WAIVERS AND FREE AGENCY
Be careful how you use your waiver wire and free agency. In previous years, Cam Newton, Michael Vick, DeMarco Murray and dozens more have been either undervalued going into the season or thrust into a starting role because of an injury, and unless you have the #1 waiver priority, you’re not getting the player. Each week, your league will award waiver wire pickups based on your waiver order, and then all unowned players are free agents who can be picked up at any time. When you make a waiver claim, you immediately move to the bottom of the list and could be out of the running for the next hot pick up. If you use a waiver claim on a kicker who happened to kick 5 field goals last week or a defense that scored 30 points against the Jaguars last week but is playing the Patriots this week, you’re wasting the claim.
Don’t micromanage or overanalyze your team. Too many people rushed to the waiver wire last year after the Wednesday night opening game between the Giants and Cowboys because Kevin Ogletree caught eight passes for 114 yards and scored two touchdowns for 23 fantasy points. Over the final 16 weeks of the season, Ogletree scored 38 TOTAL points. Always be careful about one-week wonders or guys who benefitted from a star receiver’s double coverage or a one-week injury.
Conversely, don’t overreact to one week where Calvin Johnson catches 3 passes for 22 yards and trade him for Montee Ball. Even studs have a bad week. Watching the game is essential to this process. If your stud’s team only has the ball for 35 offensive plays all game and has 4 turnovers, your receiver never had a chance. This is also an opportunity to “buy low” if an owner is frustrated with their team for the wrong reasons.

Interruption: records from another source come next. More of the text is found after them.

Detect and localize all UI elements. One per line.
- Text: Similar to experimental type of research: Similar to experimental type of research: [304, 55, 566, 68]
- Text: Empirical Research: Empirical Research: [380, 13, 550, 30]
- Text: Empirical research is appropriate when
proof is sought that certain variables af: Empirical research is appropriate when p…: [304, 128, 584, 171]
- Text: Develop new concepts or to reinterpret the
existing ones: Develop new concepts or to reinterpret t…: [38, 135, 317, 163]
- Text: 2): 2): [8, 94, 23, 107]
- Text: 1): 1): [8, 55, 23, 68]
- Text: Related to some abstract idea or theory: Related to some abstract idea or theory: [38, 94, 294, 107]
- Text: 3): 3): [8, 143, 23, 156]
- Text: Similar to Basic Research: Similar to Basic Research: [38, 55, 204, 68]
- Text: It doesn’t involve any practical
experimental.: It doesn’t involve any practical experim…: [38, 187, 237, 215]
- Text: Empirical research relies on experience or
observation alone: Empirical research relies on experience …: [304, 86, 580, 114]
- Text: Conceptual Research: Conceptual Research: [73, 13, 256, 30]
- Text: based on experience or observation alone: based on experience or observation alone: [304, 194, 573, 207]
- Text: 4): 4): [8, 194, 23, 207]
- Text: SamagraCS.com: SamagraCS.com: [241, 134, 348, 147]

The flip side to this is “sell high”, where if you get a good trade offer for a player who had one good week, trade them if you don’t think they’ll have any value going forward.
If you start off poorly, the worst thing you can do is give up by week 4 or 5. If you drafted poorly, be more active in free agency and try to trade for positions you’re weak at. There are some years where there’s nothing you can do for your team, injuries and poor seasons happen all at once and you end up going 3-10. That doesn’t mean you can’t try researching players, take chances on young guys and if nothing else, get ready for next year.
If you start off great and are planning for the playoffs by Thanksgiving, start seeing which backups and bench players you can get rid of in favor of good players that may be coming back from injury that have been dropped, or defenses with favorable matchups down the stretch. Just don’t go blowing up your team entirely.
When it comes to setting your lineup, don’t get cute. If you drafted Tom Brady, you’re playing Tom Brady every week that he isn’t on bye. If he’s playing the 49ers and Alex Smith is playing the Raiders, don’t get tempted by the fact that Brady has a bad matchup and Alex Smith has a good matchup. Play your studs. You would rather lose playing your best players than lose by outthinking yourself and tinkering too much. For those of you that watch FX’s series The League, don’t pull a Ruxin.
At the end of the day, fantasy football is supposed to be fun. The money and trophy are great, but the opportunity to have a rooting interest in games you ordinarily wouldn’t watch and above all the chance to stay in touch with old friends (and then crush them in the championship) is the reason I play.